Não comungo da ideia de que um juiz de primeira instância não seja imune a pressões ou constrangimentos para julgar certas autoridades, pois todos os membros do Poder Judiciário, da primeira à última instância, desfrutam das mesmas garantias constitucionais de independência e imparcialidade. Se há preocupação com influências políticas nos julgamentos, essas parecem mais prováveis em órgãos jurisdicionais em que a investidura dos magistrados depende de escolhas também políticas do que na primeira instância, onde ela se dá pela aprovação em concurso público. É preciso valorizar o juiz de primeira instância, o juiz dos fatos.

Talvez a crítica menos irrefutável seja a da ausência de um critério claro para definir o que é ou não ato próprio do ofício, o que resultaria, como mencionado anteriormente, em um perigoso decisionismo judicial. Entretanto, considero que a Corte fixou um parâmetro, qual seja, somente os atos praticados durante o mandato e relacionados às funções do parlamentar devem ser valorados no caso concreto. Não havendo ato próprio do ofício, o julgamento será remetido à instância competente. Criar uma regra clara nesse sentido é função difícil tanto para o legislador quanto para o julgador.

O último contraponto diz respeito à pretensa quebra de garantia ao juiz natural em razão da alteração de competência pós-fato e no curso do processo. Com todo o respeito, a violação da referida garantia parecia ser mais evidente com a aplicação do entendimento anterior, tendo em vista o efeito gangorra que havia nos processos relacionados às autoridades. Era comum o sobe-e-desce dos processos, pois, com a eleição, o processo era transferido para o STF e, depois, com a vacância do cargo, o processo descia para a instância competente. Agora, com as teses fixadas pelo Supremo Tribunal Federal, isso tende a diminuir.

Os efeitos dessa decisão já repercutem nos Tribunais. A exemplo do Tribunal de Justiça do Distrito Federal e dos Territórios que, em 15/5/2018, por intermédio do Conselho Especial, por unanimidade, acolheu a questão de ordem suscitada pelo Ministério Público do Distrito Federal e Territórios, e determinou que a ação penal que apura a suposta prática de crimes de falsificação de documento público pela deputada distrital Telma Rufino seja remetida para a 8ª Vara Criminal de Brasília.

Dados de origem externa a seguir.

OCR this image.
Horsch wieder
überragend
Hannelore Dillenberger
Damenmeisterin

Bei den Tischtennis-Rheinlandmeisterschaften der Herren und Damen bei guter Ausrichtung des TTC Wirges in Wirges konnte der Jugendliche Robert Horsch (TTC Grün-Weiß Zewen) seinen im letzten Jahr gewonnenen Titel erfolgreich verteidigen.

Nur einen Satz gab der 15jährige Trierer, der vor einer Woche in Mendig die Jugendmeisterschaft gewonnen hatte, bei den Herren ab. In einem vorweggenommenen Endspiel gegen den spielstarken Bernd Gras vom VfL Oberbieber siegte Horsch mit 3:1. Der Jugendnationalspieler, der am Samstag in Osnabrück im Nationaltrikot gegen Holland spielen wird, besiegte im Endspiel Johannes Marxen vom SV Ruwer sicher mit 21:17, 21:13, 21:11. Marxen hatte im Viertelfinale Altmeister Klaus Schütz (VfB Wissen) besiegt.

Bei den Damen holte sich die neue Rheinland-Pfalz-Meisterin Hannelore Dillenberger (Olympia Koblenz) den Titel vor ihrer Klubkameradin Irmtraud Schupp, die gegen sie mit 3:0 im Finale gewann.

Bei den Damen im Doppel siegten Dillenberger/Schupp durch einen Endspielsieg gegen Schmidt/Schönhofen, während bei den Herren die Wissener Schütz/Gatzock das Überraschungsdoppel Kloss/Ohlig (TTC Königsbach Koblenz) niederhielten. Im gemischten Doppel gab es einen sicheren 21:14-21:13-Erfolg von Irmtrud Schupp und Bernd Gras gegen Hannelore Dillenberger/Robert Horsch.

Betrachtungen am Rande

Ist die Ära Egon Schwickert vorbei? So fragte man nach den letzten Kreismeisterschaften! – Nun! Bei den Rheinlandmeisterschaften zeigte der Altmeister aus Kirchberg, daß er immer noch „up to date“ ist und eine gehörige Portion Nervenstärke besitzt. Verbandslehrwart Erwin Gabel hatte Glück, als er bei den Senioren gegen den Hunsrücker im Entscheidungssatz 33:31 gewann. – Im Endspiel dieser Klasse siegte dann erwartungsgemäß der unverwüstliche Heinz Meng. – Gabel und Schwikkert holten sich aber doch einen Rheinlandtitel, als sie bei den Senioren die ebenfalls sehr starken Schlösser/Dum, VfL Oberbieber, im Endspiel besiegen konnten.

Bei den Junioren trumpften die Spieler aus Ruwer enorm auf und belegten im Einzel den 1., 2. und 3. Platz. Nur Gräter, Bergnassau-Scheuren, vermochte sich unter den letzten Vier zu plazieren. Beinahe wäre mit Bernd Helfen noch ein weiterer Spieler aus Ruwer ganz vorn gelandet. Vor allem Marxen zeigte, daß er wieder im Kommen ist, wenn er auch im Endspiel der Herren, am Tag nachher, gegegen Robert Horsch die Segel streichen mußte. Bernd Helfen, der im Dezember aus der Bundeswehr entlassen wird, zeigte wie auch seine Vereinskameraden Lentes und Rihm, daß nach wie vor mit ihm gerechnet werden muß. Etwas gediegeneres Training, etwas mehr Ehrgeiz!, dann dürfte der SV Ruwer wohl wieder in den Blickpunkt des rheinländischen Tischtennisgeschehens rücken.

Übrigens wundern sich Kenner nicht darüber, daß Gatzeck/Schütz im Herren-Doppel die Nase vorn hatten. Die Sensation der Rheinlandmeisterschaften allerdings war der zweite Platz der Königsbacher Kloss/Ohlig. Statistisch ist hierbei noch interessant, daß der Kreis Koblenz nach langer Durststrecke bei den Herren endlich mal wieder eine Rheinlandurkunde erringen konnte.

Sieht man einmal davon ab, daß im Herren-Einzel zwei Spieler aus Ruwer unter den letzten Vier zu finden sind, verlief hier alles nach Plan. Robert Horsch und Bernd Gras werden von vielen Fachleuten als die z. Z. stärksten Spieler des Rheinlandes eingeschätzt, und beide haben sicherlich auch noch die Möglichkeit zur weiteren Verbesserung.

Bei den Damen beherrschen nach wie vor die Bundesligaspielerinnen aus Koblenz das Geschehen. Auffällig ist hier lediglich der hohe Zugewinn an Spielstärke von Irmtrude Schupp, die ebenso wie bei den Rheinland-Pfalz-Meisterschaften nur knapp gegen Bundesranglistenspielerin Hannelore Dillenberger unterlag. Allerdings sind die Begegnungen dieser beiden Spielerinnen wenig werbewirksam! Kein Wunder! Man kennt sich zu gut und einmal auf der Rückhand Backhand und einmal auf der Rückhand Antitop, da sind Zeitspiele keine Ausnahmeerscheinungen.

Em razão de tudo o quanto exposto, considero que foi dado o primeiro passo para cessar esse privilégio do estamento público brasileiro. Uma pergunta final há de ser feita: A sociedade brasileira não deseja mais o foro privilegiado, mas o Brasil está preparado? A saudosa Professora Ada Pellegrini Grinover assim respondeu: “Então vamos cruzar os braços e esperar que o Brasil se prepare? É o imobilismo que também impede efetivamente mudanças. A mudança assusta, a mudança preocupa e na verdade, principalmente, quem é beneficiário de benesses quer que tudo permaneça como está.[7]

 

Marcio Del Fiore é supervisor do Núcleo de Pesquisa e Informativo de Jurisprudência do Tribunal de Justiça do Distrito Federal e dos Territórios, sócio do Instituto Avançado de Direito – IAD e editor do site www.jusdf.com.br.



[1] Palavras do Ministro Luís Roberto Barroso em discurso proferido na abertura da XXII Conferência Nacional dos Advogados.

[2] Trecho extraído do voto do Min. Luís Roberto Barroso proferido na AP 937.

[3] Disponível na página do Facebook do Professor Aury Lopes Jr.

[5] Esse era o argumento utilizado pela doutrina e pela jurisprudência para - antes da mudança de entendimento - justificar que, uma vez empossado, o agente adquiria a prerrogativa para julgamento inclusive dos crimes praticados anteriormente.